Seit dem 17. Jahrhundert schon ist die Fischerei eine Familientradition bei den Buckows, die ursprünglich aus Pommern stammen. Nach dem Krieg mussten seine Eltern flüchten, der Vater wurde Leuchtturmwächter, fischte nebenbei. So wie sein Sohn Lothar, der zunächst Software-Engineering studierte. Meist fischte er in den 1980er-Jahren allerdings für das Forschungsministerium, weil Elbfisch noch nicht wieder als Speisefisch zugelassen war. Nach der Sandoz-Katastrophe am Rhein lieferte Buckow junior Aale, die im Rhein wieder ausgesetzt wurden. Er war dabei so erfolgreich, dass er eine Art Ausnahmepatent zum Kutterfang bekam, um noch mehr Aale für den damals umgekippten Rhein zu liefern.

Und weil eine Nervenkrankheit an den Fingern die feinmotorische Arbeit am Computer nicht mehr zuließ, wurde aus dem IT-Studenten einer der wenigen Elbfischer.

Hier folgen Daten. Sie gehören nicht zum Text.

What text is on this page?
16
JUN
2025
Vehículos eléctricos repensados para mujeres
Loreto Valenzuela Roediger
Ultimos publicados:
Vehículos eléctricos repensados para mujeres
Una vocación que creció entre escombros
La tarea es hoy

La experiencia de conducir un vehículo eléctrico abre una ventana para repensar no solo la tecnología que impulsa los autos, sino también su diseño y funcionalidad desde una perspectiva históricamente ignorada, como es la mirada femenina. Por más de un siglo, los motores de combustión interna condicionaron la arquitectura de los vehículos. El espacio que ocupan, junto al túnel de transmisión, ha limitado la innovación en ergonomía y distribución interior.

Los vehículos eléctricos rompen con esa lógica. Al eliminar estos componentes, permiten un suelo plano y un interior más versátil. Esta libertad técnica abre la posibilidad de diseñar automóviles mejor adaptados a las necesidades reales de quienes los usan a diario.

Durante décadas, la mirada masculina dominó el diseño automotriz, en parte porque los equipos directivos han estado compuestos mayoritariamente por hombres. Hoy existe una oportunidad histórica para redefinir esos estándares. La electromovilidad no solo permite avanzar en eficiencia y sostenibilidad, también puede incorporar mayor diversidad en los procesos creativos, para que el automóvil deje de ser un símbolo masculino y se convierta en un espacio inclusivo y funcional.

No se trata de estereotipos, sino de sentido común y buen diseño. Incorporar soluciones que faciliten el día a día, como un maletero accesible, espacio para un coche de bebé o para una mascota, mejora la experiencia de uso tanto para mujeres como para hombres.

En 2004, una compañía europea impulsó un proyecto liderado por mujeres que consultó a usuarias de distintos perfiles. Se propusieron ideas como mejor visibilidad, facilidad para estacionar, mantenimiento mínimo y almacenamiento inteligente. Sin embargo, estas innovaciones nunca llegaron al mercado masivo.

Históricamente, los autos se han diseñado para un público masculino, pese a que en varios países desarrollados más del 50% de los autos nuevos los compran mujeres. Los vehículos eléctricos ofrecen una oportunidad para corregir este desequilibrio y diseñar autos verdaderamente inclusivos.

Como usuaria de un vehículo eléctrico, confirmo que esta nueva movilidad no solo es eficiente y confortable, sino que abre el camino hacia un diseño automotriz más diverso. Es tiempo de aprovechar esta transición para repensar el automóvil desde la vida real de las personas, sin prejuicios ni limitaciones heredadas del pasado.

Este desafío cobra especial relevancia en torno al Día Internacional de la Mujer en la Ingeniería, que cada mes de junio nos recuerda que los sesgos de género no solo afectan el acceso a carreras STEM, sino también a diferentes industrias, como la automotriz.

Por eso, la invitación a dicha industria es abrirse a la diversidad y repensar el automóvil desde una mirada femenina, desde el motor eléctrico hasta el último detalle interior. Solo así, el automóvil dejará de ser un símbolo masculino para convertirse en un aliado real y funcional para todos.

Vier oder fünf mit Vollerwerbsbetrieb gibt es noch. Statt mit Bits und Bytes kämpft Buckow daher nun seit vielen Jahren in der Stintsaison mit Kälte, Wind und Nässe. Doch die harte Arbeit auf dem Fluss, die habe ihn auch fit gehalten, sagt Buckow. Und er habe es nie bereut. "Jeder Tag auf dem Fluss ist anders, nie ist es hier langweilig", sagt der Fischer. Stintfang - das ist für ihn mehr als ein Geschäft, es ist ein Leben mit der Natur.